Quanti appartamenti devono esserci per aversi un condominio?

Come anticipato sopra, il numero di appartamenti minimo per poter parlare di condominio è di due che devono comunque appartenere a soggetti distinti.

I proprietari di queste unità sono chiamati condòmini e hanno la responsabilità di gestire e mantenere gli spazi comuni, come le scale, i corridoi, la hall e i cortili, attraverso un’amministrazione condominiale.

I proprietari delle singole unità sono responsabili per la manutenzione dei loro appartamenti, ma devono pagare le tasse condominiali per coprire le spese comuni.

Il condominio ha un’assemblea dei proprietari, in cui i condòmini possono discutere e votare su questioni relative alla gestione e alla manutenzione del condominio.
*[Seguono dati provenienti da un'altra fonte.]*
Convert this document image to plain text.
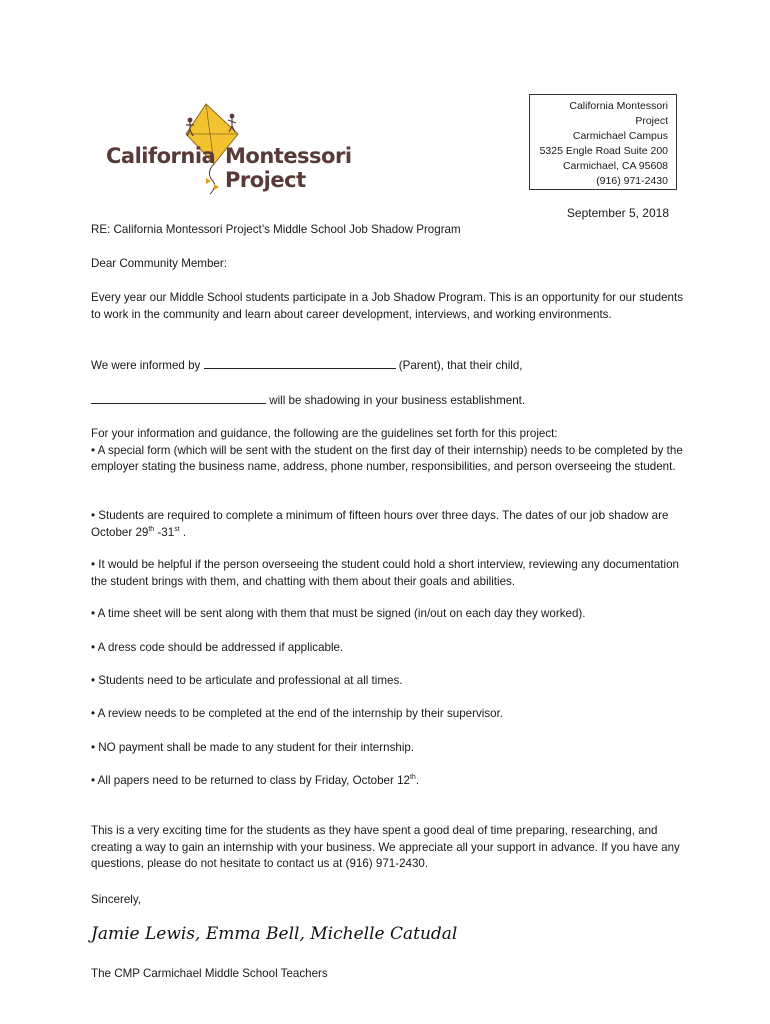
California Montessori Project
California Montessori
Project
Carmichael Campus
5325 Engle Road Suite 200
Carmichael, CA 95608
(916) 971-2430
September 5, 2018
RE: California Montessori Project’s Middle School Job Shadow Program
Dear Community Member:
Every year our Middle School students participate in a Job Shadow Program. This is an opportunity for our students to work in the community and learn about career development, interviews, and working environments.
We were informed by	(Parent), that their child,
will be shadowing in your business establishment.
For your information and guidance, the following are the guidelines set forth for this project:
• A special form (which will be sent with the student on the first day of their internship) needs to be completed by the employer stating the business name, address, phone number, responsibilities, and person overseeing the student.
• Students are required to complete a minimum of fifteen hours over three days. The dates of our job shadow are October 29th -31st .
• It would be helpful if the person overseeing the student could hold a short interview, reviewing any documentation the student brings with them, and chatting with them about their goals and abilities.
• A time sheet will be sent along with them that must be signed (in/out on each day they worked).
• A dress code should be addressed if applicable.
• Students need to be articulate and professional at all times.
• A review needs to be completed at the end of the internship by their supervisor.
• NO payment shall be made to any student for their internship.
• All papers need to be returned to class by Friday, October 12th.
This is a very exciting time for the students as they have spent a good deal of time preparing, researching, and creating a way to gain an internship with your business. We appreciate all your support in advance. If you have any questions, please do not hesitate to contact us at (916) 971-2430.
Sincerely,
Jamie Lewis, Emma Bell, Michelle Catudal
The CMP Carmichael Middle School Teachers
Inoltre, c’è un amministratore che esegue le decisioni dell’assemblea e gestisce le finanze del condominio.

Quando una bifamiliare è considerata un condominio?

Una bifamiliare è già un condominio. Non necessità però né di un amministratore, né di un regolamento. Inoltre, le decisioni per la gestione delle parti comuni devono essere prese all’unanimità e non su base millesimale (altrimenti avverrebbe che il condomino con più millesimi potrebbe imporre sempre il suo volere sull’altro). 

Quando è necessario il regolamento di condominio?

Il condominio è obbligato a dotarsi di un regolamento solo quando il numero di condòmini è almeno pari a 11. Nel caso di un numero inferiore di proprietari il regolamento non è necessario e la gestione della cosa comune sarà garantita dal rispetto delle norme del Codice Civile.

Quando c’è l’obbligo dell’amministratore di condominio?

La legge prevede obbligatoriamente la figura dell’amministratore quando nell’immobile i condòmini sono almeno 9. Al di sotto di tale soglia, l’amministratore non è necessario.

Chi decide in un condominio senza amministratore?

Se manca l’amministratore, ogni singolo condomino può prendere in gestione la cosa comune, su apposita autorizzazione dell’assemblea.

Si può anche affidare la gestione a più condòmini a seconda della materia da trattare.

Chi è il proprietario di un condominio?

Nessuno è proprietario del condominio. A differenza di società e associazioni, il condominio non è un soggetto giuridico autonomo e distinto dai singoli condòmini, con una propria personalità giuridica. Il condominio è un semplice ente di gestione, rappresentato per praticità dall’amministratore. Tanto è vero che molte delle azioni che normalmente intraprende l’amministratore possono essere avviate anche dai singoli condòmini (si pensi al recupero delle quote condominiali). 

Chi paga per i debiti del condominio?

Per i debiti del condominio risponde innanzitutto il condominio con il suo conto corrente. In via concorrente, ne rispondono tutti i condòmini. Tuttavia, eventuali creditori devono prima attivare il pignoramento nei confronti dei condòmini morosi (coloro cioè che non hanno pagato le quote), il cui elenco deve essere obbligatoriamente fornito dall’amministratore al creditore stesso.